Prada Lucky kemudian dibawa ke RSUD Aeramo pada 2 Agustus 2025 dengan alasan jatuh dari pohon. Sepriana pun menyusul dari Kupang ke Nagekeo pada 5 Agustus dan mendapati kondisi anaknya yang sudah kritis dan tidak bisa merespon apa yang ia katakan.
"Dia hanya angguk sedikit, tidak bisa bicara. Sempat mengeluarkan air mata juga," kata dia.
Prada Lucky menghembuskan nafas terakhirnya pada keesokan hari dan disemayamkan di Kompi C di Yonif TP 834 Wakanga Mere. Jenazah anaknya dibawa ke Kupang pada 7 Agustus 2025.
3. Malam penyiksaan Prada Lucky

Lettu Ahmad Faisal sendiri saat itu tak membantah keterangan dari orang tua Prada Lucky sebagai saksi.
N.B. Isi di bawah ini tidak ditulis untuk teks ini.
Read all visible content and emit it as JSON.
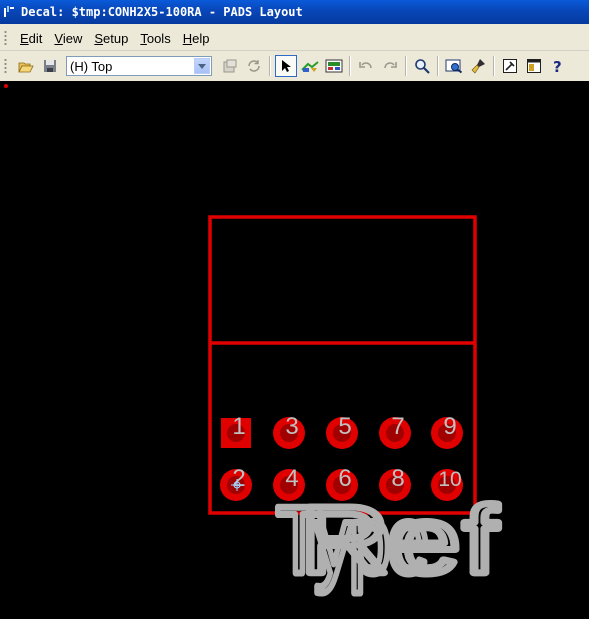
{
  "window": {
    "title": "Decal: $tmp:CONH2X5-100RA - PADS Layout"
  },
  "menu": {
    "items": [
      {
        "mnemonic": "E",
        "rest": "dit"
      },
      {
        "mnemonic": "V",
        "rest": "iew"
      },
      {
        "mnemonic": "S",
        "rest": "etup"
      },
      {
        "mnemonic": "T",
        "rest": "ools"
      },
      {
        "mnemonic": "H",
        "rest": "elp"
      }
    ]
  },
  "toolbar": {
    "layer_value": "(H) Top",
    "buttons": [
      "open-icon",
      "save-icon",
      "layer-props-icon",
      "refresh-icon",
      "select-pointer-icon",
      "route-icon",
      "board-icon",
      "undo-icon",
      "redo-icon",
      "zoom-icon",
      "view-icon",
      "paint-icon",
      "properties-icon",
      "window-icon",
      "help-icon"
    ]
  },
  "decal": {
    "pins": [
      {
        "label": "1",
        "shape": "square"
      },
      {
        "label": "2",
        "shape": "round"
      },
      {
        "label": "3",
        "shape": "round"
      },
      {
        "label": "4",
        "shape": "round"
      },
      {
        "label": "5",
        "shape": "round"
      },
      {
        "label": "6",
        "shape": "round"
      },
      {
        "label": "7",
        "shape": "round"
      },
      {
        "label": "8",
        "shape": "round"
      },
      {
        "label": "9",
        "shape": "round"
      },
      {
        "label": "10",
        "shape": "round"
      }
    ],
    "attribute_text": [
      "Type",
      "Ref"
    ],
    "colors": {
      "outline": "#e00000",
      "pad": "#e00000",
      "pin_number": "#c0c0c0",
      "attribute": "#b0b0b0",
      "background": "#000000"
    }
  }
}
Ia menerima semua pernyataan yang disampaikan keduanya.
Sidang tersebut dilanjutkan dengan pemeriksaan barang bukti di meja hakim oleh terdakwa dan para saksi yang hadir saat itu.
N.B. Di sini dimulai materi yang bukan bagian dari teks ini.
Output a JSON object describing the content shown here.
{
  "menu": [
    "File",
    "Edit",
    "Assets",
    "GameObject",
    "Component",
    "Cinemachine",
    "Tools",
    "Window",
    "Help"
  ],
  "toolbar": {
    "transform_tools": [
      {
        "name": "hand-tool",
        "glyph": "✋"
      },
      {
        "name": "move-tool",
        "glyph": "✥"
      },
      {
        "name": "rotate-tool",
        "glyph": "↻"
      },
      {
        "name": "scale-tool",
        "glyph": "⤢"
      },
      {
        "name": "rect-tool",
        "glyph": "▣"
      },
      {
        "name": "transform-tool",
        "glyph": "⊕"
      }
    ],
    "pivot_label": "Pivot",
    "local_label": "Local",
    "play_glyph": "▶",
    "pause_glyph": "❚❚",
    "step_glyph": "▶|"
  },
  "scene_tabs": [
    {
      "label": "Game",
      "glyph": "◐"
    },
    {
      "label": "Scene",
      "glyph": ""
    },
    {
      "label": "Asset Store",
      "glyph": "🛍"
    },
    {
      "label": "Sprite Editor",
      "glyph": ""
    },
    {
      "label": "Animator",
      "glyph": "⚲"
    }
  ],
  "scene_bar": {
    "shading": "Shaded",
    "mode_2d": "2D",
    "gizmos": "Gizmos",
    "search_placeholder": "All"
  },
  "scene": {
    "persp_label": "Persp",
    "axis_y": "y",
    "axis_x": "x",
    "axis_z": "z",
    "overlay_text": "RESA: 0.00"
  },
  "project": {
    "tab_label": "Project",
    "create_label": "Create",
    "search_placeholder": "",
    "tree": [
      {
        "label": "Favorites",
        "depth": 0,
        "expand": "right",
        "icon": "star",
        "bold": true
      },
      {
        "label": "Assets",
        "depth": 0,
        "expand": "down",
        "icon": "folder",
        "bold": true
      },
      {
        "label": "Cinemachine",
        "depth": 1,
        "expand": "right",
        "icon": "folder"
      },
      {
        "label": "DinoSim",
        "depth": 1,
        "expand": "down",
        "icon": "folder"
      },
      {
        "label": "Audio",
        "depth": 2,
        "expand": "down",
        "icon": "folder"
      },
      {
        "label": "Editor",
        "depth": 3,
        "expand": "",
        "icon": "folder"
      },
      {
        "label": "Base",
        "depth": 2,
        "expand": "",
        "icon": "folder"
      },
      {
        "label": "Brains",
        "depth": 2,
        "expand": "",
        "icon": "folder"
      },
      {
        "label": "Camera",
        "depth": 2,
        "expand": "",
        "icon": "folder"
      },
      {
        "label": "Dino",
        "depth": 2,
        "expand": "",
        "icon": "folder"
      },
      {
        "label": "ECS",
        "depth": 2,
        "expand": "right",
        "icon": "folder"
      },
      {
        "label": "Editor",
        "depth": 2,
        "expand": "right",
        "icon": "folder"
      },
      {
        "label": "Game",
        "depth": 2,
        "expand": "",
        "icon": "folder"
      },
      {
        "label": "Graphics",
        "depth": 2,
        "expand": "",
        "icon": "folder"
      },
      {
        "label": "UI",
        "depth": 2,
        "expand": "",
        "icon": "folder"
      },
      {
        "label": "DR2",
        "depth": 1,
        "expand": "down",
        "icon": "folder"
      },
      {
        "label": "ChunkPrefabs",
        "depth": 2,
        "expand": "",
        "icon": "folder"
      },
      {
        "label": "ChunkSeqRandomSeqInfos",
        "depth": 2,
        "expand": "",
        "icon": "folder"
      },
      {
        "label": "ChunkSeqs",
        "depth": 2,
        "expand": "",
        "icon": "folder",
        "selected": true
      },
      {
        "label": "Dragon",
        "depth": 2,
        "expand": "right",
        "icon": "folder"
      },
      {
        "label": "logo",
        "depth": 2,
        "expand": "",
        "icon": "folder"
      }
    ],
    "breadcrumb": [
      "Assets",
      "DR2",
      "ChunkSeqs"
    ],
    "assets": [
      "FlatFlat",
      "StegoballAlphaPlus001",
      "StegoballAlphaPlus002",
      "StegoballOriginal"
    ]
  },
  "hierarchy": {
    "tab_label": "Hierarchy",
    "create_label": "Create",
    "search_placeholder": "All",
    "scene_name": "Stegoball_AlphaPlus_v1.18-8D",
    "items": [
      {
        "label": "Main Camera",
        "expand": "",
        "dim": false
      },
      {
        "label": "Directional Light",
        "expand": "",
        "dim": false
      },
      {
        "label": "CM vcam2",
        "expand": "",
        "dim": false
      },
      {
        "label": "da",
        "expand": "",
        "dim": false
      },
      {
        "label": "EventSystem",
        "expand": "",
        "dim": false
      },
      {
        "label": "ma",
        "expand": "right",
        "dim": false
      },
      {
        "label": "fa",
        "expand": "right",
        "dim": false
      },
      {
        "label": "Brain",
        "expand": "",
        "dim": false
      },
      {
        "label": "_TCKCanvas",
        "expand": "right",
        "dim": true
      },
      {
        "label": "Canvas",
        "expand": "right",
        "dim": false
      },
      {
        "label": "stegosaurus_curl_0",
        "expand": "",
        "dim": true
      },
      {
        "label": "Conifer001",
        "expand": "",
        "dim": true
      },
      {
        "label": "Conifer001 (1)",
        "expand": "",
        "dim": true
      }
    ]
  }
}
Selama sidang Senin itu terungkap, Ahmad Faisal yang mengaku menemukan adanya indikasi penyimpangan seksual dari handphone (hp) milik Prada Lucky. Hal ini diketahui saat pemeriksaan hp anggota terkait judi online pada 27 Juli 2025, pukul 20.00 WITA.
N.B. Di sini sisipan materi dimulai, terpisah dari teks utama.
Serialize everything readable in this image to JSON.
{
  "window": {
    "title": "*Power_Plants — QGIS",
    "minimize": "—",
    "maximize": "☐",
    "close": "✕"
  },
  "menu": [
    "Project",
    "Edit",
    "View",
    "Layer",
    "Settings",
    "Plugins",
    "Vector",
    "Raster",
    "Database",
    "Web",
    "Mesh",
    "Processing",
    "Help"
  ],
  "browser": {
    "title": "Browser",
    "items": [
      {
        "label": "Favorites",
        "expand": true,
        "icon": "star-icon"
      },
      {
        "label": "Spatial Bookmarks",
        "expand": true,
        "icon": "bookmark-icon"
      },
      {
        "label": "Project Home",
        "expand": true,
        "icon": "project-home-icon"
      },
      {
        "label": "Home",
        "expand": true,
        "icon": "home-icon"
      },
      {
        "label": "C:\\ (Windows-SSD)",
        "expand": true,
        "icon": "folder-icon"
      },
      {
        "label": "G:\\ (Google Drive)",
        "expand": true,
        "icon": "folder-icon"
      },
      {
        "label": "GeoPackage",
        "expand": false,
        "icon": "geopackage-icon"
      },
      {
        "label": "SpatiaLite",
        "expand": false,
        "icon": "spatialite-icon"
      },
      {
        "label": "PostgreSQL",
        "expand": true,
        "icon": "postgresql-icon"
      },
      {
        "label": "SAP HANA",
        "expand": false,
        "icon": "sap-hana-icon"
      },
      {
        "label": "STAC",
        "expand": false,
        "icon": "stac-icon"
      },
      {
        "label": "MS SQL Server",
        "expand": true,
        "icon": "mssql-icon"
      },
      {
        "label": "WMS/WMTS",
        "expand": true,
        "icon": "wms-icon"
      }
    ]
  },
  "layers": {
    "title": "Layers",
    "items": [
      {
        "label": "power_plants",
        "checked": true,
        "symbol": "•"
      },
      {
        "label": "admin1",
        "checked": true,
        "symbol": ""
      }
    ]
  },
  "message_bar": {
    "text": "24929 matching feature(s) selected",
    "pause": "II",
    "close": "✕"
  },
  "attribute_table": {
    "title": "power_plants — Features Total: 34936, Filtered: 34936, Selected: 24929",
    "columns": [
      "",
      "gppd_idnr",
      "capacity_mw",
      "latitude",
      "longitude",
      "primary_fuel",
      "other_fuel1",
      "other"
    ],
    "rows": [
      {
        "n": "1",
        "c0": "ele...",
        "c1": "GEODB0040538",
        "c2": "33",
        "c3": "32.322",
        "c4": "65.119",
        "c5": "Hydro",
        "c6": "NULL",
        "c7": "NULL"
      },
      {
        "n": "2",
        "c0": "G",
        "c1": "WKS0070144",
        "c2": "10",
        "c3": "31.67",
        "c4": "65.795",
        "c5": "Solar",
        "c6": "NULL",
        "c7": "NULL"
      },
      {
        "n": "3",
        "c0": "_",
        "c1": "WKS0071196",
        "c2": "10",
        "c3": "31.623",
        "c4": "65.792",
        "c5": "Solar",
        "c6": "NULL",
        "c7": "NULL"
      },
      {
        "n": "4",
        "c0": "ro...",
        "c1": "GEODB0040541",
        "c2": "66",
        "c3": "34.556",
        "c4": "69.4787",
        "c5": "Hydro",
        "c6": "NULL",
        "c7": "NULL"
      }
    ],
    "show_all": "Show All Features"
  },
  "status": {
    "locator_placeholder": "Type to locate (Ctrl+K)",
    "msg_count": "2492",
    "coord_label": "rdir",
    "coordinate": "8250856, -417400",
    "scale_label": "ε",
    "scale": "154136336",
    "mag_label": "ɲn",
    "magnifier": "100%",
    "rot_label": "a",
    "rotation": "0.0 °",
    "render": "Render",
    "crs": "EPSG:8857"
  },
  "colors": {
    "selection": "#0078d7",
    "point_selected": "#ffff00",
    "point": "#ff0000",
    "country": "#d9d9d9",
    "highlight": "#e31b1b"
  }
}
Ia lalu memanggil Prada Lucky ke lapangan apel di mana semua anggota berkumpul. Prada Lucky sebelumnya sedang bertugas di dapur. Ia lalu dicambuk dengan selang di lapangan oleh Ahmad Faisal yang dilihat oleh para saksi.
Ahmad pun menghubungi Pasi Intel Sertu Thomas Desambris Awi untuk memeriksa Prada Lucky di ruang staf intel.
Mulai malam itu penyiksaan dengan alasan pembinaan dan penyelidikan dimulai hingga ia dibawa ke rumah sakit pada 2 Agustus dan meninggal dunia 6 Agustus.
Prada Richard, salah satu saksi mata dan korban penyiksaan beberapa malam itu menyebut keduanya dihujani cambukan setiap hari hingga subuh. Alat cambuk ini mulai dari kabel hingga selang berwarna biru yang bergantian digunakan para pelaku.
Prada Richard sendiri dihubungkan dengan Prada Lucky soal penyimpangan seksual. Dalam sidang Prada Richard menyebut hal tersebut tidak benar, namun mereka dipaksa mengakui itu.